Microsoft Parallel Visualization
A project: Parallel Visualization
In our cooperation with Microsoft, we continue our ongoing development of visualization software. COVISE, our visualization software, doesn't support a parallel pipeline yet. The already existing successor of COVISE (YAC - Yet Another Covise) shall be brought to maturity. YAC already exists in its core parts and its design allows for parallel visualization.
The work is split in two main areas. One part focusses on GPGPUs and simulations, the other part focusses on parallel visualization. In addition, we provide visualization support to other HPC-Institutes. We will help them setting up visualization facilities at their sites and will help them with integrating their simulation codes in our visualization software.
The Windows HPC concept handles computational power and memory sizes that enables users to solve large computational problems. That leads to datasets that are too large to be visualized on a single node. Dataset analysis increasingly becomes challenging.
As future research plan we would like to focus on on the visualization of large datasets using parallel visualization on new Multi/Manycore Architectures and GPGPUs.
As scientific datasets are growing rapidly, it is not enough to concentrate on the parallelization of simulation codes. The interactive evaluation of huge datasets cannot be accomplished on a single CPU and GPU anymore due to limited memory and computational power on a single node.
The idea is to leverage on current and future Multicore/Manycore Chips and also computation on the GPU. The required parallelization of visualization algorithms can address the processing speed issues we currently have with large datasets while the memory limit can only be overcome by distributed parallel visualization on a compute cluster.
The last issue in visualization of large datasets is the rendering speed and size of the graphical objects. This can be addressed by parallelizing the rendering on a cluster equipped with graphics board.
Project description / Work packages
Simulations can be started using the HPC Pack’s job scheduler from within the visualization software. We integrate the whole engineering process chain from geometry definition, definition of boundary conditions over meshing and partitioning to simulation and visualization in one consistent environment. Annoying interfaces cease to exist.
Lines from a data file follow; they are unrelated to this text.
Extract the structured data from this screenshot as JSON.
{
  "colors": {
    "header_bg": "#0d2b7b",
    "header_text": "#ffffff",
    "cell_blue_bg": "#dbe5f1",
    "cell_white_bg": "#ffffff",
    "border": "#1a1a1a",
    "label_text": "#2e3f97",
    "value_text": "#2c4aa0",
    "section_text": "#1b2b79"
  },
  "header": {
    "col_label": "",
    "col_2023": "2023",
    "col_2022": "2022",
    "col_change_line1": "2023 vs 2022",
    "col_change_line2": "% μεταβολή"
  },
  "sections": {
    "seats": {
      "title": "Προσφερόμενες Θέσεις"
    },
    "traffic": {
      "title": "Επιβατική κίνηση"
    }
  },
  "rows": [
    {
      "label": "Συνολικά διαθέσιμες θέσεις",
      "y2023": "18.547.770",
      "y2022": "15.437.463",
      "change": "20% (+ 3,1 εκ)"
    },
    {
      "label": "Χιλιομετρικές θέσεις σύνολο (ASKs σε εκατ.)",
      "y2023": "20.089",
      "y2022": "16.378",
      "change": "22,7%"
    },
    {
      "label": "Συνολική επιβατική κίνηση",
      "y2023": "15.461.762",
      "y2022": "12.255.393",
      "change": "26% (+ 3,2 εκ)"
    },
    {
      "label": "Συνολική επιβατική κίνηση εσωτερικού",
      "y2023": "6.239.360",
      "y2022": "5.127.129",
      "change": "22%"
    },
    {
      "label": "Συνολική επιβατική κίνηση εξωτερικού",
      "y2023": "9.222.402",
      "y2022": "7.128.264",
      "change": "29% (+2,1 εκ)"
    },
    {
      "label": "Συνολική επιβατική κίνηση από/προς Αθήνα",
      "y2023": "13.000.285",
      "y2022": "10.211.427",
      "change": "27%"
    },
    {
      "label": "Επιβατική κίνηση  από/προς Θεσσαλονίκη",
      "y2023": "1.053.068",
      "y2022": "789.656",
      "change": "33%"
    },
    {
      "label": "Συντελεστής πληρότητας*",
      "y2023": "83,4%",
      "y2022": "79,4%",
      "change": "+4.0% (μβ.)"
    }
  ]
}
The complex numerics of the simulation shall be hidden (while it is still possible to change all expert parameters, if wished), so that it’s possible for the engineer to focus on his actual problem. As an example, we have coupled the wide-spread commercial simulation code ANSYS CFX with our visualization software so that interactive simulations can be realised using CFX. For details, see the application example Interactive Airflow and Climate Simulation in HLRS Computing Room.
The goal is to adapt the core parts of our data-flow oriented modular visualization software to allow the parallel processing of simulation data. This includes distributed data management and data processing, scheduling and load balancing. Distributed data objects must be made available on all participating computing resources.
A very good scalability of modules that implement postprocessing algorithms on parallel computing resources is important.
The data flow management has to be enhanced: To increase the data flow rate, data parts that already have been computed shall be handed over to the next module, even if this module cannot be executed yet.
Parallelization of algorithms
Visualization algorithms like the generation of cutting surfaces, domain surfaces, isosurfaces and particle traces have to be parallelized. Furthermore, virtual reality support for parallel datasets has to be added.
An interactive particle tracing is an important instrument in the exploration of flow fields. As engineers need to start traces of a high number of particles to get a meaningful insight in their dataset, particle tracing is expensive.
We will try to increase the interactivity of particle traces by adding support for GPGPU usage within the particle tracer module.
Low response times that are required for an interactive particle tracing can only be achieved if the particle traces are computed massively parallel on the cores of graphics hardware (GPU) via numeric integration. Due to the limited availability of memory, that cannot be done on the complete geometry in general; an adequate partitioning of the data and resampling of the computational grid is necessary. As a simple resampling of complex
datasets (that in the majority of cases are available as unstructured grids) to coarse cartesian grids, as it is commonly done today, cannot be accepted in many fields of science, we will explore advanced parallel approaches that take advantage of manycore-architectures.
The rendering part of the visualization pipeline has to be parallelized as
well. Interactive visualization is only possible with rendering framerates above 12-15 Hz. To achieve this when working with huge datasets, parallel rendering strategies have to be applied.
There are two different approaches for parallel rendering, on the one hand this is partitioning of the image space (sort-last), on the other hand the data is partitioned in respect of the rendered objects (sort-first). In the case of a sort-first rendering, the rendering of the data is ideally performed on the same parallel computation resources as the postprocessing. The data rendered on different compute nodes is then transferred to the display node where they are combined to one single image and then displayed on the screen.
Sort-last rendering is of advantage in case of fillrate-limited rendering or when the communication between render- and visualizaiotn node is limited. As replication of the data is necessary in this case, it might be profitable to use hybrid approaches. We will implement a rendering strategy that chooses the best mechanism according to the application.
As our visualization software is a wide-spread tool in academia & industry, it is important to provide support for the users. We will help them with problems regarding their own visualization installations as well as with visualizing their datasets and implementing new algorithms in COVISE. See Topologically correct Isosurfaces in COVISE for details.